Ein Vorschlag zur grundrechtskonformen Lösung der Tauschbörsen-Problematik
Vor kurzem hat eine neue, umstrittene EU-Richtlinie das Parlament in Brüssel passiert. Nachdem sie nun vom Ministerrat verabschiedet wurde, wird sie demnächst im Amtsblatt veröffentlicht werden und tritt dann 20 Tage später in Kraft. Innerhalb von 2 Jahren ist sie dann von den Mitgliedstaaten in nationales Recht umzusetzen. Es geht wieder einmal um den Schutz des "geistigen Eigentums" (dazu gehören Markenrecht, Patentrecht, Musterrecht und Urheberrecht).

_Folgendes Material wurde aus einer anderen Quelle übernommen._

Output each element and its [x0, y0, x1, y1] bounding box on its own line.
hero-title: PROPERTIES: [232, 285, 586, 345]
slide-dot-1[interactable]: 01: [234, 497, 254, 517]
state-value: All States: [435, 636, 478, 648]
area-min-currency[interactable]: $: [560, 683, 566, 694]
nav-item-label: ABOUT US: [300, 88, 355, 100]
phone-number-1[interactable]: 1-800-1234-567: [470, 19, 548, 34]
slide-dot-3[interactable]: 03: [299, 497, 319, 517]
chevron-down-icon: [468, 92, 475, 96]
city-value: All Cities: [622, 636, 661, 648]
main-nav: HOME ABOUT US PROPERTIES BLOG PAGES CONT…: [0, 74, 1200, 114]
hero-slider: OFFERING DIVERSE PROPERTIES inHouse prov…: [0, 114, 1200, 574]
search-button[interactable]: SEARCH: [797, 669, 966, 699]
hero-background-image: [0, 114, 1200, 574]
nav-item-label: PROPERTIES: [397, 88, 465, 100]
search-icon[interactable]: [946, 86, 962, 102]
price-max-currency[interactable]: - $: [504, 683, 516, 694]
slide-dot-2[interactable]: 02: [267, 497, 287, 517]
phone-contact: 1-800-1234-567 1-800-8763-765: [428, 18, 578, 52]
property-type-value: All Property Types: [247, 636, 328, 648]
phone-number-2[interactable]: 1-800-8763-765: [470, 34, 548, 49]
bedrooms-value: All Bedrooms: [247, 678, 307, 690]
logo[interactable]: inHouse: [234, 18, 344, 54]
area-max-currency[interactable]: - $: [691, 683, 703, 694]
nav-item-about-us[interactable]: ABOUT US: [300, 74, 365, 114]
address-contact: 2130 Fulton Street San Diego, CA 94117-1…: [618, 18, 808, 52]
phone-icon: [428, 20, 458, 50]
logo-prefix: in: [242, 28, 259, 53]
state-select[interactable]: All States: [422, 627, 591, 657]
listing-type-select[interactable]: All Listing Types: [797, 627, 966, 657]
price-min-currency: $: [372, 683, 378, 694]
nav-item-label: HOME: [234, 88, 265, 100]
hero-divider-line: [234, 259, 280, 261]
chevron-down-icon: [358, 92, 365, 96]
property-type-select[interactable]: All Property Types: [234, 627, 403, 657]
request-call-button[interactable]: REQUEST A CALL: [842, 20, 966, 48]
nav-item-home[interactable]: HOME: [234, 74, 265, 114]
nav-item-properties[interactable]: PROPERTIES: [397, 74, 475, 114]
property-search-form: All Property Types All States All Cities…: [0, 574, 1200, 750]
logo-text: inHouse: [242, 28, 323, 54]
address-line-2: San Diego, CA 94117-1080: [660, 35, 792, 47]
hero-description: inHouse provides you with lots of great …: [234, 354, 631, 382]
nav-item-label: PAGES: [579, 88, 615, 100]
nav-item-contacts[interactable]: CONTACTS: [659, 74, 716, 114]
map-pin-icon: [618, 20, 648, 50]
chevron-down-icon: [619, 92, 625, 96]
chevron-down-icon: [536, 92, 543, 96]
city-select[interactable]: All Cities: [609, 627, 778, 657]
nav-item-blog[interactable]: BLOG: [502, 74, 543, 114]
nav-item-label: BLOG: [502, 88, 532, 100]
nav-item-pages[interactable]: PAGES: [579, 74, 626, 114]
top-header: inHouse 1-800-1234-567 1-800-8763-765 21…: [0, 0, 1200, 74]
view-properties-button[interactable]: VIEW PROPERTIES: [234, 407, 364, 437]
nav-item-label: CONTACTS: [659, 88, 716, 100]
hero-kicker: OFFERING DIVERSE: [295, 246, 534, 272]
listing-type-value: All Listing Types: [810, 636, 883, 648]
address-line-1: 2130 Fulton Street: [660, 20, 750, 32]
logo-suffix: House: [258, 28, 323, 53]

- RL zur Durchsetzung der Rechte des geistigen Eigentumes
- ORF-Artikel vom 29.4.2004
- ORF-Artikel vom 11.3.2004
- Telepolis-Artikel vom 10.3.2004
Die Richtlinie (RL-Vorschlag vom 30.1.2003) sollte ursprünglich dazu dienen, schärfere Sanktionsmittel gegen kommerzielle Fälscher und Produktpiraten zu schaffen und diese EU-weit zu vereinheitlichen. Im Zuge der Diskussion kamen aber immer mehr auch die Tauschbörsen-User ins Spiel. Greuelmärchen auf beiden Seiten verhüllten lange Zeit, was gesetzliche Realität und was Propagandatricks waren. Ein Teil davon ist auch noch in die Richtlinie eingeflossen, wenn etwa in Erwägungsgrund 9 Verletzungen des geistigen Eigentums in die Nähe der organisierten Kriminalität gerückt werden.

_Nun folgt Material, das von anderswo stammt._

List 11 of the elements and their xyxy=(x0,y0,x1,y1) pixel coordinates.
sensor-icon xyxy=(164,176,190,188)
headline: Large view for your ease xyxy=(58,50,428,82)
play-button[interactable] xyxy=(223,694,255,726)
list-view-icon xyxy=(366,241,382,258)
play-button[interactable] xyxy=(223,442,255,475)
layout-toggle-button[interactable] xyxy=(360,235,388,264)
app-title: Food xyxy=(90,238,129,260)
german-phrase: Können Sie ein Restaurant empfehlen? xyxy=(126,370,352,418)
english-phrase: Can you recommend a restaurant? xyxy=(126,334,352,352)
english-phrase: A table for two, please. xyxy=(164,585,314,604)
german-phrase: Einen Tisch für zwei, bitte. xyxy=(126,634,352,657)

Auffallend ist auch der Werdegang der Richtlinie. Nachdem vor der Beschlussfassung im Parlament eine Unzahl von Abänderungsanträgen eingebracht worden waren, von denen sich letztlich nur diejenigen durchsetzten, die zu einer Verschärfung führten, war zunächst nicht zu erfahren, was überhaupt im Detail beschlossen worden war. Auch der Name der Richtlinie war die längste Zeit unklar. Erst jetzt liegt ein konsolidierter Entwurf vor, aus dem man ersehen kann, was wirklich kommt.

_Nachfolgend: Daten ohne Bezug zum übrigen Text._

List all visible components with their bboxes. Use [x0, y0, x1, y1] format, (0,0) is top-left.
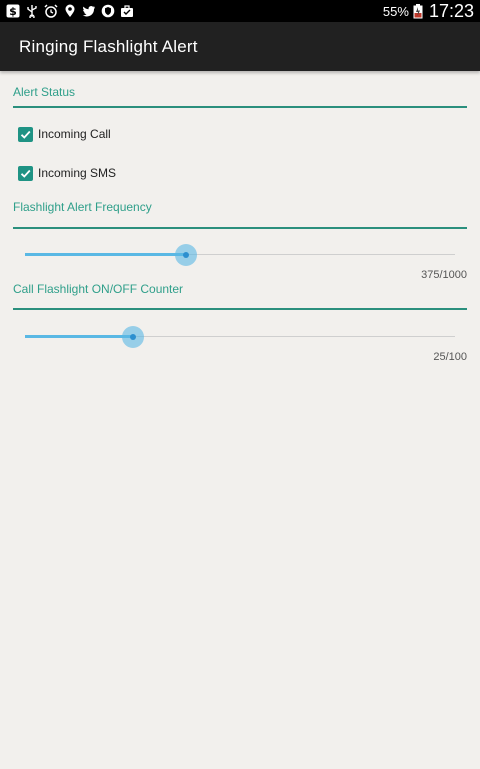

Worum geht es in der Richtlinie?
Am erfreulichsten ist der Umstand, dass alle Verfolgungshandlungen ausschließlich über die Gerichte zu erfolgen haben. Es droht daher keine Gefahr einer Privatpolizei der Musikindustrie. Auch hat es die "Download-Richtlinie", wie sie auch bereits genannt wurde, keinesfalls primär auf die Tauschbörsenuser abgesehen. Das Hauptziel der Richtlinie ist die Bekämpfung der Produktpiraterie jeglicher Art, also auf dem Gebiet des Markenrechtes, Musterrechtes und auch im Urheberrecht. Der Richtliniengesetzgeber hatte die Bekämpfung des Vertriebes von gefälschten Lacoste-Leibchen und Rolex-Uhren genauso im Sinn wie das Raubkopieren von Musik und Computerprogrammen.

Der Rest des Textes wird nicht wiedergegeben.